Ex-rower’s sexual assault-related lawsuit against KU proceeding, despite university’s attempt to dismiss

The Jayhawker Towers on the Kansas University campus are pictured on Thursday, Nov. 9, 2010.

A federal court won’t dismiss a sexual assault-related lawsuit against the University of Kansas just because a county court dismissed a connected lawsuit, a federal judge ruled last week.

KU had argued that the federal court should throw out Daisy Tackett’s Title IX suit against KU because the matter is “res judicata” — or already judged by another court.

However, in an order filed Thursday, U.S. District Court Judge Thomas Marten disagreed, saying KU failed to meet its burden showing res judicata applies to Tackett’s Title IX case.

The discovery phase of the lawsuit will proceed, according to court records. A jury trial is slated for July 2018.

Tackett’s ongoing federal Title IX lawsuit, originally filed in March 2016, accuses KU of failing to properly handle her report of being raped by a football player in KU’s Jayhawker Towers apartments.

Daisy Tackett

Tackett — along with her parents, another former rower who said she was sexually assaulted by the same football player, and the second rower’s father — had also sued KU in Douglas County District Court under the Kansas Consumer Protection Act, claiming KU falsely represented campus housing as safe. A county judge dismissed that suit in March, saying the plaintiffs lacked standing.

Sarah McClure, under the name Jane Doe 7, is suing Kansas University for failing to properly address her sexual assault report. McClure’s father, Jim McClure, shared this photo and a video statement from her during a press conference Thursday, June 9, 2016, in Kansas City, Mo.

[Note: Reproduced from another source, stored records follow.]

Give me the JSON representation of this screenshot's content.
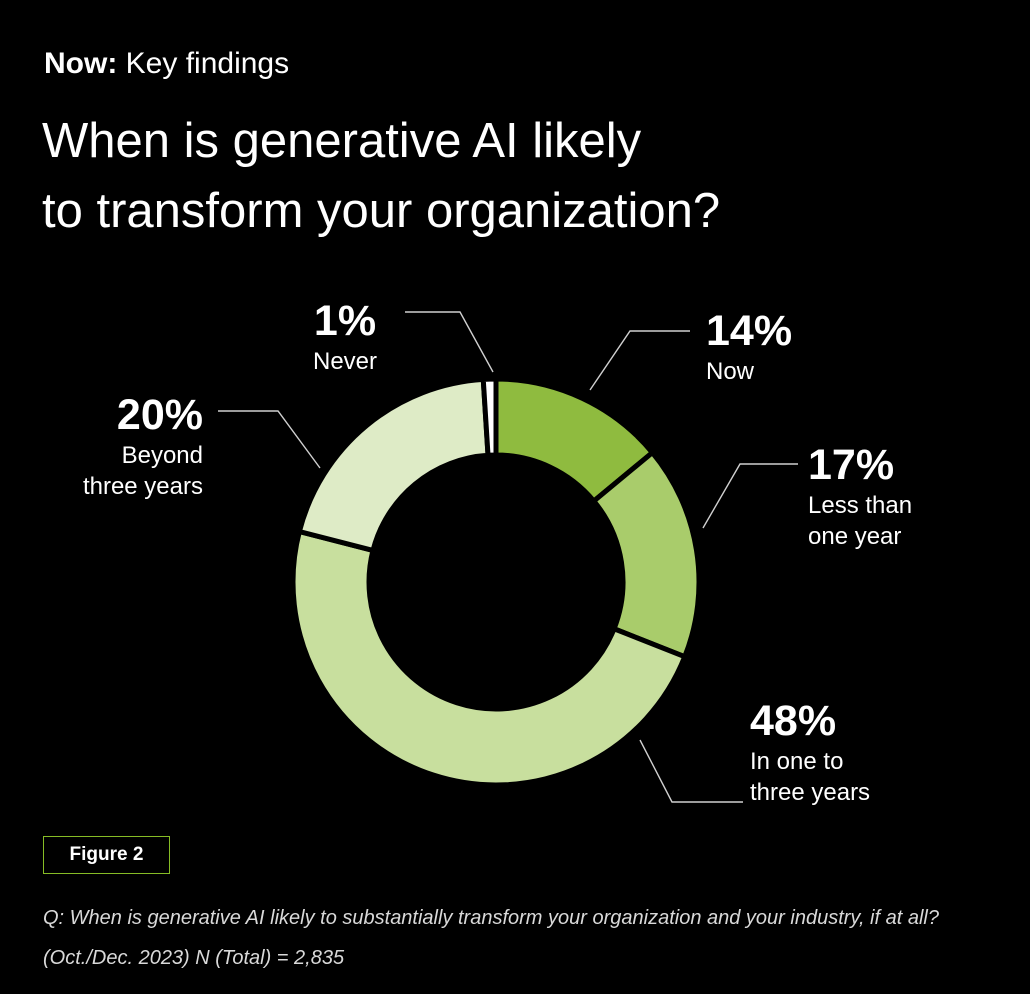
{
  "header": {
    "kicker_bold": "Now:",
    "kicker_text": "Key findings",
    "title_line1": "When is generative AI likely",
    "title_line2": "to transform your organization?"
  },
  "chart_data": {
    "type": "pie",
    "variant": "donut",
    "slices": [
      {
        "label": "Now",
        "value": 14,
        "display": "14%",
        "color": "#8fbb3f"
      },
      {
        "label": "Less than one year",
        "value": 17,
        "display": "17%",
        "color": "#a9cc6b"
      },
      {
        "label": "In one to three years",
        "value": 48,
        "display": "48%",
        "color": "#c8df9e"
      },
      {
        "label": "Beyond three years",
        "value": 20,
        "display": "20%",
        "color": "#deebc6"
      },
      {
        "label": "Never",
        "value": 1,
        "display": "1%",
        "color": "#ffffff"
      }
    ],
    "label_lines": {
      "now": [
        "Now"
      ],
      "less": [
        "Less than",
        "one year"
      ],
      "inone": [
        "In one to",
        "three years"
      ],
      "beyond": [
        "Beyond",
        "three years"
      ],
      "never": [
        "Never"
      ]
    }
  },
  "figure": {
    "label": "Figure 2",
    "note_line1": "Q: When is generative AI likely to substantially transform your organization and your industry, if at all?",
    "note_line2": "(Oct./Dec. 2023) N (Total) = 2,835"
  },
  "colors": {
    "background": "#000000",
    "accent": "#86bc25",
    "leader": "#d0d0d0"
  }
}
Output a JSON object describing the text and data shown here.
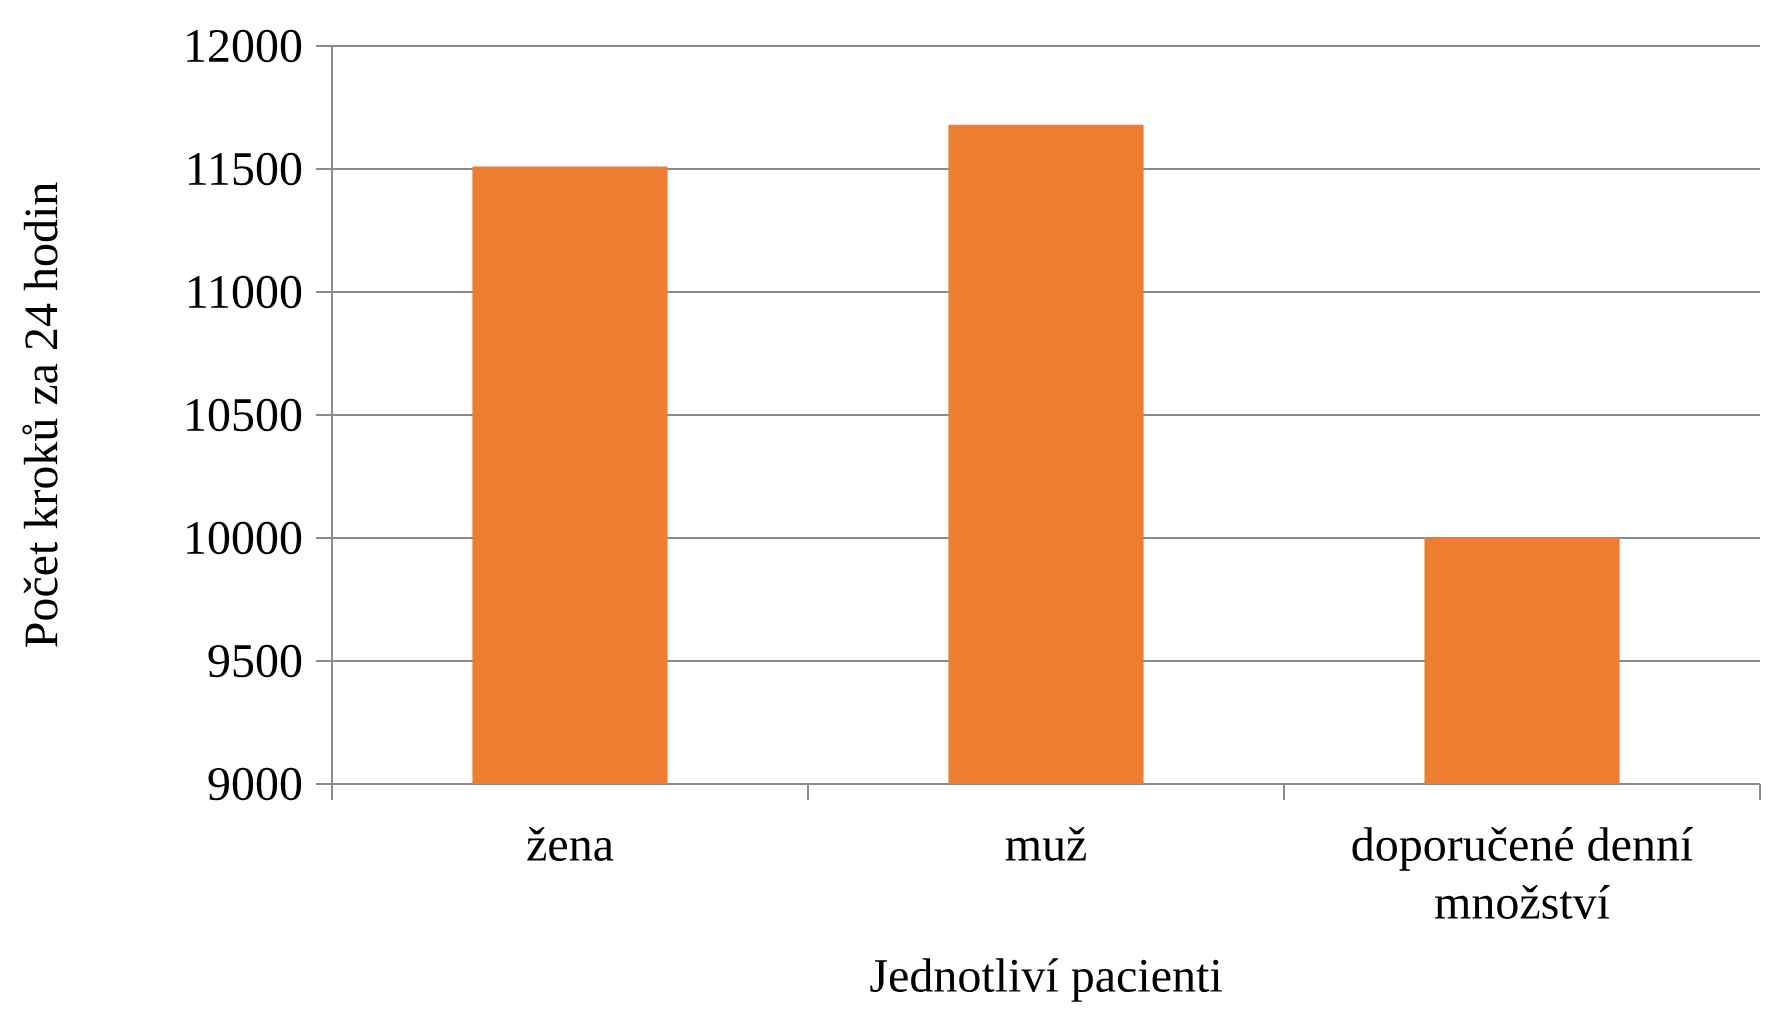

Following previous motions to dismiss by KU, Marten did dismiss a significant portion of Tackett’s federal Title IX suit in February, specifically Tackett’s allegation that KU was institutionally liable for her rape before it occurred.

Title IX is the federal law prohibiting sex-based discrimination in education, including sexual violence.

Tackett said the football player raped her in fall 2014, when she was a freshman, and that she reported the incident to KU in fall 2015 after hearing the same man sexually assaulted rower Sarah McClure, too. Tackett did not file a police report; McClure’s police report did not result in criminal charges.

KU’s Office of Institutional Opportunity and Access investigated, found the man responsible for assaulting both women and banned him from campus in midspring 2016. Tackett withdrew from KU in early 2016, and McClure finished the spring 2016 semester, but did not return in the fall.

McClure, under the name Jane Doe 7, filed a similar federal Title IX lawsuit against KU after Tackett filed hers and many developments have largely mirrored those in the Tackett case. KU also has moved to dismiss McClure’s lawsuit under res judicata, though the judge — also Marten — has yet to rule on the request.

Both women have publicly shared their names.